Mons

La défense de Cédric Maton plaide deux circonstances atténuantes : son QI et son parcours de vie

"Vous n’aimez pas Cédric Maton, c’est bien normal", plaidait Me Henry Van Malleghem. "Et pourtant, je vais faire mon travail en portant une parole loyale et sincère. C’est un moment décisif du procès pour Cédric Maton car sa vie en dépend, aussi pour la société qu’il doit être protégée et pour la partie civile car il doit lui être fait de justice."

La mine grave Me Van Malleghem a pris la parole pour son Cédric Maton, reconnu la veille coupable des crimes contre Laeticia Bauwens (22 ans), le matin du 22 avril 2017. "Je ne vais pas essayer de jouer au marchand de tapis, je vais dire des choses raisonnables et qui ressortent du dossier. Les faits sont abjectes, gravissime mais il ne faut pas sanctionner avec la même brutalité et bestialité. Par rapport aux faits, il n’existe par rapport aux faits aucune circonstance atténuante."
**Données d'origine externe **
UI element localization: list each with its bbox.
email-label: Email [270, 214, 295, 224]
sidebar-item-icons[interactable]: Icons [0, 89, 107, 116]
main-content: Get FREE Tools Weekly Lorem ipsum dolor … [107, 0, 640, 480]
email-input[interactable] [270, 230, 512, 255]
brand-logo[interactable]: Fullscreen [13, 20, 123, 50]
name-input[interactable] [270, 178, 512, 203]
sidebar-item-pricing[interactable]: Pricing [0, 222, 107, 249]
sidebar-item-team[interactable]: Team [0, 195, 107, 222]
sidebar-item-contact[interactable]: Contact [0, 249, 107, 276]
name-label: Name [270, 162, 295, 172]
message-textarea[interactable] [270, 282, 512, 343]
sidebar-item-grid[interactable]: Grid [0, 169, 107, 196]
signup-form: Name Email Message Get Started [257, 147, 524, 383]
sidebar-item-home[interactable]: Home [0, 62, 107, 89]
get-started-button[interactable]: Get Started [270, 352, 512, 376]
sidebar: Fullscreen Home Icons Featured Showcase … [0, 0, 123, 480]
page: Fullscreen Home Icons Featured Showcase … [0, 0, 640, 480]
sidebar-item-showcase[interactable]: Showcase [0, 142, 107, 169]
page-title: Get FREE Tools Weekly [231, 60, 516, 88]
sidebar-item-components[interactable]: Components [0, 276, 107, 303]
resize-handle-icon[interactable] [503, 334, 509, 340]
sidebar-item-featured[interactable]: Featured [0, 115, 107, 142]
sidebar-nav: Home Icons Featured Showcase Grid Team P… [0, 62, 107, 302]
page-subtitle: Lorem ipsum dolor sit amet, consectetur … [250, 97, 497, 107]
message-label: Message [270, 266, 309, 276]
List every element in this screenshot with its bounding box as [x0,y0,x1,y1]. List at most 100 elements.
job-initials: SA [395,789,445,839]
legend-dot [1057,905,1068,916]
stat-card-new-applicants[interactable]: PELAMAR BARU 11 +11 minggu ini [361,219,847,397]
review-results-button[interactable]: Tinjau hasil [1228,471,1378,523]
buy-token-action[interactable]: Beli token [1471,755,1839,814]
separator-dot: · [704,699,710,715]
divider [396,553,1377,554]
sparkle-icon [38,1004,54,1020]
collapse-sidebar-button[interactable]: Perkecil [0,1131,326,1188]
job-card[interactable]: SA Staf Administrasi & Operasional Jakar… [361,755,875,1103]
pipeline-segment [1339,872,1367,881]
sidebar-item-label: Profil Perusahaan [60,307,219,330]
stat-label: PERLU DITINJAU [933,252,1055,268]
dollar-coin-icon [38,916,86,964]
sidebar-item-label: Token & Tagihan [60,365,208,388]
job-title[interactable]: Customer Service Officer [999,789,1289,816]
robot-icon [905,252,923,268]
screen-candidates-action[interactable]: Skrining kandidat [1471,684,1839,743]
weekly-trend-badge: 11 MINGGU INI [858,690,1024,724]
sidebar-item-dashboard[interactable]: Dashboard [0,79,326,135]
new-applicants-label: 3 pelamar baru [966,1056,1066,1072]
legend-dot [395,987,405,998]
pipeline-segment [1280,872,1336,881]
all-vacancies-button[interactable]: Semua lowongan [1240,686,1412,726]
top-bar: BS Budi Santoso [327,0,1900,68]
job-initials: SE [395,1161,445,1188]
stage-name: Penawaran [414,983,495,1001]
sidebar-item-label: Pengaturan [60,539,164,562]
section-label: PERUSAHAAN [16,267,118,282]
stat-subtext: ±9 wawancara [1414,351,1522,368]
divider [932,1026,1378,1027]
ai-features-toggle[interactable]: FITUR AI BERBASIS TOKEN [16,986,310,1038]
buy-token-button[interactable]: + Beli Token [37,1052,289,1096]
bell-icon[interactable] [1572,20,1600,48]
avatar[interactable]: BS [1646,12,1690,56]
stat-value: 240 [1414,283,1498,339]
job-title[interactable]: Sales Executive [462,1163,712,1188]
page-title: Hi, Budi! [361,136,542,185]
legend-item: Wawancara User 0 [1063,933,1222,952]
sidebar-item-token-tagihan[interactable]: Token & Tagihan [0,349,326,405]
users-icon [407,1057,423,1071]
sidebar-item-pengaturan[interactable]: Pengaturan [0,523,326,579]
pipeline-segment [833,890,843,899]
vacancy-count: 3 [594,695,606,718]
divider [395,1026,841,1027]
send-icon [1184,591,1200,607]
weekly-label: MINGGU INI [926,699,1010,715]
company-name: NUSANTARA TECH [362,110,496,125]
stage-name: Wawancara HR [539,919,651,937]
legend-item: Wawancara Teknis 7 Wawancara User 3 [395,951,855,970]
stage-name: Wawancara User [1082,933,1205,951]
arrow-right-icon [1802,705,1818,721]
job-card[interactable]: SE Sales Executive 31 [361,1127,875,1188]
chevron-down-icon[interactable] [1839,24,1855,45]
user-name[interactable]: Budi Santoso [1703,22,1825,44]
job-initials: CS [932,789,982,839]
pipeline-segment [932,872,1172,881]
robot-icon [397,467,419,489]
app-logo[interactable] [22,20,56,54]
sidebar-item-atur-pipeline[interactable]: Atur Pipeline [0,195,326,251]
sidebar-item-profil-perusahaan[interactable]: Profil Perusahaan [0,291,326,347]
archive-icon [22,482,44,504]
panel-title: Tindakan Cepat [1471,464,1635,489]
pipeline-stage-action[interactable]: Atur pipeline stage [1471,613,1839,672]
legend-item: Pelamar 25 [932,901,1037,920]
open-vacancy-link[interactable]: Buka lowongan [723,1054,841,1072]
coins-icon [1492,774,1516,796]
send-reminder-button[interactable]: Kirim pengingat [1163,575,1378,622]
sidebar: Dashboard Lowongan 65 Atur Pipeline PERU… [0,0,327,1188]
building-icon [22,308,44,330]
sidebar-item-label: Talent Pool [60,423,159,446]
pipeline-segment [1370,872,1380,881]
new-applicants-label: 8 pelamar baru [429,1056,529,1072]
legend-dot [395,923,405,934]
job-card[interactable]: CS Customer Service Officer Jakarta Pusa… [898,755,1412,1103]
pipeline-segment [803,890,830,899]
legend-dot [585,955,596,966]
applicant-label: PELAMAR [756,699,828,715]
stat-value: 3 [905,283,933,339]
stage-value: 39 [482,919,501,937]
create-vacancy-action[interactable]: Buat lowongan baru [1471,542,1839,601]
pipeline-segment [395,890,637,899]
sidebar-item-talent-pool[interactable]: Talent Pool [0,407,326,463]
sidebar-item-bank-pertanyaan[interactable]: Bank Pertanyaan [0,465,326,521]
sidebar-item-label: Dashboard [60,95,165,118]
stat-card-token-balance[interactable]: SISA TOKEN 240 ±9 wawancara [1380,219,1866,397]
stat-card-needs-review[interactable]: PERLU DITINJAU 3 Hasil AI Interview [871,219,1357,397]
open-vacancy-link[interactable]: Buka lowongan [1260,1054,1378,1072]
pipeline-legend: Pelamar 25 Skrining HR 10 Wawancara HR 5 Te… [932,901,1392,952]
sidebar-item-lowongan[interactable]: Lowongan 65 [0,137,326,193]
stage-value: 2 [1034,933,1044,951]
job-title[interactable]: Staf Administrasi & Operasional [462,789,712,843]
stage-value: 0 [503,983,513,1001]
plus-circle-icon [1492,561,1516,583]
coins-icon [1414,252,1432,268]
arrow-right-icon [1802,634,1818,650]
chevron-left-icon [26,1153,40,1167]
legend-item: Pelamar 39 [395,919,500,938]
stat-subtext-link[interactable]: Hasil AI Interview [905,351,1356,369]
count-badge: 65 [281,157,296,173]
Reste à savoir s’il en existe par rapport à la personnalité de Cédric Maton. "Il a un retard mental et un parcours de vie particulier, marginal. Je retiens la bonne volonté de sa maman, qui a été une bonne maman. Je retiens le caractère démissionnaire du papa. A l’âge de 6 ans, Cédric Maton a aussi une médication forte et importante. Que la situation soit très clair, je ne dis pas qu’il faut pleurer sur le sort de Cédric Maton. Je dis qu’il y a des circonstances de vie qui sont particulières et qui ont eu un impact sur la personne qu’il est devenue. Comment un gamin comme celui-là, serviable, gentil, a pu commettre une boucherie comme celle-là?"

La défense demande donc aux jurés de tenir compte de deux circonstances atténuantes en faveur de l'accusé : son faible quotient intellectuel et son parcours de vie. "Cédric Maton n’en serait peut être pas là, s’il avait été dans un entourage cadrant, s’il avait pu faire face à ses troubles de personnalité, s’il n’avait pas été mis en contact avec des éléments toxiques…. La faute ne doit pas être rejetée sur sa consommation de dogues et d’alcool. Ce garçon-là, dès le moment où il est contact avec des produits toxiques, il bascule dans la violence et on sait à quel point elle est importante, il bascule aussi dans la délinquance, importante également."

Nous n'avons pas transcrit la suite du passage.